Dr. Turnbull began his remarks by noting that the issue of acting justly often arises among Christian business leaders. One of the verses most often quoted by Christian business leaders as a source of inspiration and direction is Micah 6:8: “He has shown you, O mortal, what is good. And what does the Lord require of you? To act justly and to love mercy and to walk humbly with your God.”

What does it mean to “act justly?” Dr. Turnbull addressed the concept of justice not just in reference to the utterance by the Prophet Micah, but rather a broader biblical context. He talked about four theological principles regarding justice in a fallen world.

  • We need a clear appreciation of the creation mandate going back to the Garden of Eden. This is where work was instituted before the Fall and people were given the responsibility for both wealth management and wealth creation. This was part of God’s idea of justice for humanity.
  • We need to acknowledge the sovereignty of God over all things at all times. This then impacts how people view the treatment of people and things. Richard quoted Abraham Kuyper, the Dutch theologian, who famously noted that “every square inch” of the world’s domain is under the sovereignty of God.
  • There is the dignity of the human person created in the image of God, which is the motivation for justice. This means that people need to be treated with respect. We must balance wealth creation with wealth responsibilities.
  • There is the challenge of being a disciple in a fallen world.

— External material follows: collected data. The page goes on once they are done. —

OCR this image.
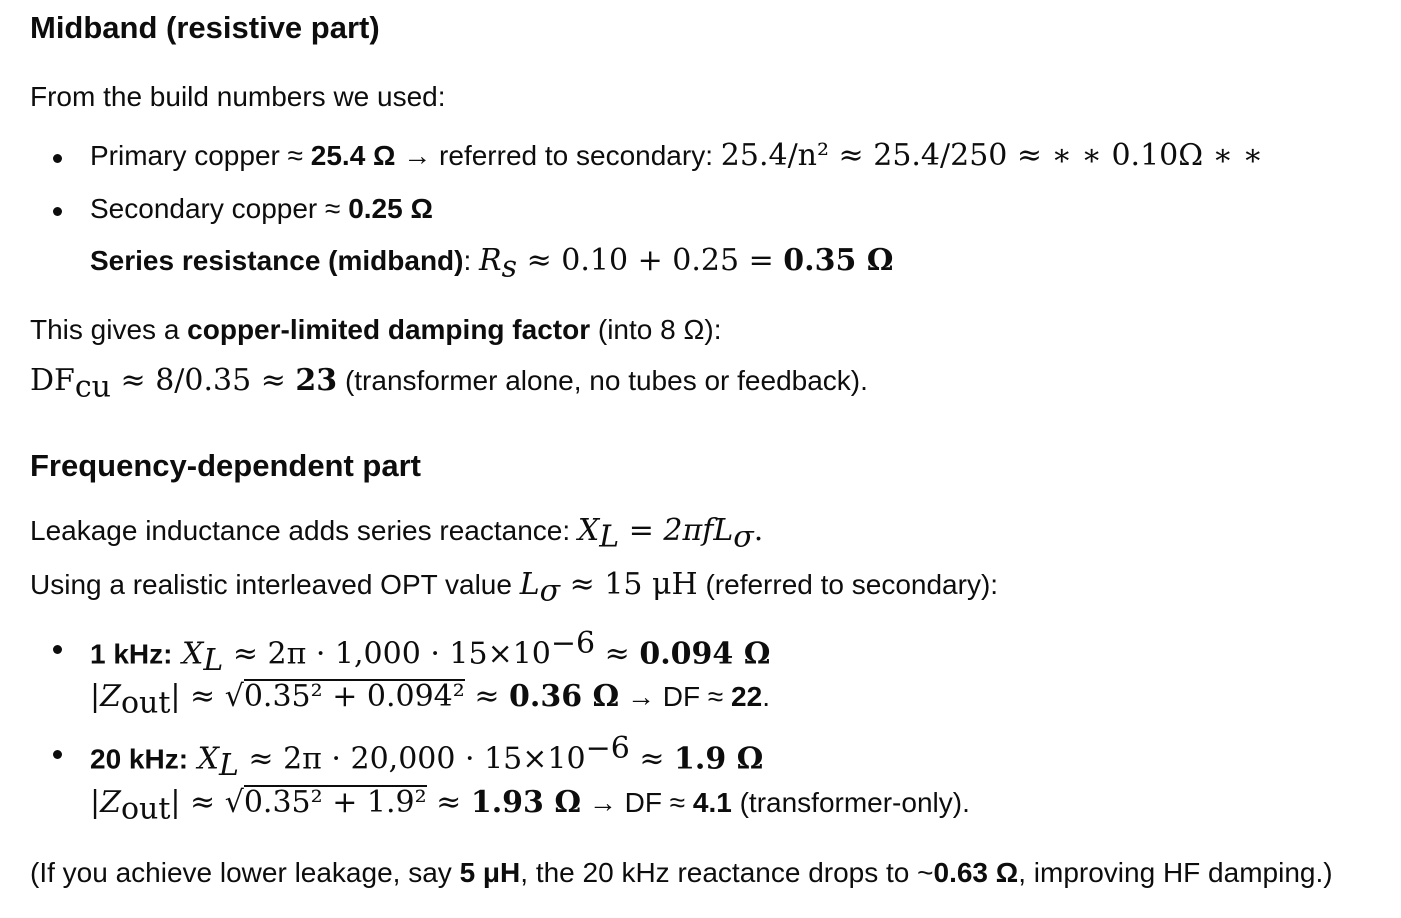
Midband (resistive part)
From the build numbers we used:
Primary copper ≈ 25.4 Ω → referred to secondary: 25.4/n² ≈ 25.4/250 ≈ ∗ ∗ 0.10Ω ∗ ∗
Secondary copper ≈ 0.25 Ω
Series resistance (midband): $R_s \approx 0.10 + 0.25 = 0.35$ Ω
This gives a copper-limited damping factor (into 8 Ω):
$DF_{cu} \approx 8/0.35 \approx 23$ (transformer alone, no tubes or feedback).
Frequency-dependent part
Leakage inductance adds series reactance: $X_L = 2\pi fL_\sigma$.
Using a realistic interleaved OPT value $L_\sigma \approx 15$ μH (referred to secondary):
1 kHz: $X_L \approx 2\pi \cdot 1,000 \cdot 15\times 10^{-6} \approx 0.094$ Ω
$|Z_{out}| \approx √0.35^2 + 0.094^2 \approx 0.36$ Ω → DF ≈ 22.
20 kHz: $X_L \approx 2\pi \cdot 20,000 \cdot 15\times 10^{-6} \approx 1.9$ Ω
$|Z_{out}| \approx √0.35^2 + 1.9^2 \approx 1.93$ Ω → DF ≈ 4.1 (transformer-only).
(If you achieve lower leakage, say 5 μH, the 20 kHz reactance drops to ~0.63 Ω, improving HF damping.)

To act justly on a consistent basis is no easy task. There are biblical injunctions for disciples to strive to be fair, pursue justice, and be impartial.

The above four points provide a framework for understanding justice in a holistic manner. Justice is rooted in the foundation of the relationship between both God and people as well as among people.

Christians have strived for just practice in life and business, with varying degrees of success, over the centuries. Dr. Turnbull cited the example of one group he has studied. These are the Quakers (with well-known names today such as Rowntree and Cadbury) who were successful business leaders in the 18th and 19th centuries in England.

The Quakers were both successful in business and were known for their just approach to life and business. Their success was aided by the following principles:

  • They had a culture of passionate commitment and purpose as they saw their business activities as part of their Christian calling.
  • Their spirituality encouraged both business and personal discipline which laid a foundation to pursue the risks of entrepreneurship.
  • They displayed utter moral integrity which lowered transaction costs. Those within their circle were held accountable. They had finely developed networks, what today would be called “social capital.”
  • They had a vision that extended beyond the business enterprise—they were motivated by the fact that what they were doing was important in terms of impacting lives.

Many of the business practices, such as developing a high trust and extensive network, are recommended to aspiring businesspeople today. There is, however, one additional aspect of their approach to life and business which was unique. The Quakers often referred to being guided by an “inner light.” Today, we might refer to this as the notion of “letting your conscience be your guide.” This is a charge for leaders to develop a conscience to act justly.

So, how can we apply this information to be a just leader in today’s post-pandemic polarized world? The biblical mandate provides an impetus to pursue justice as part of the responsibility of Christian business leaders. It can cut through polarization and personality and focus on the biblical mandate. This will allow believers to act justly, not just for themselves but for others, and to hear the cries for justice.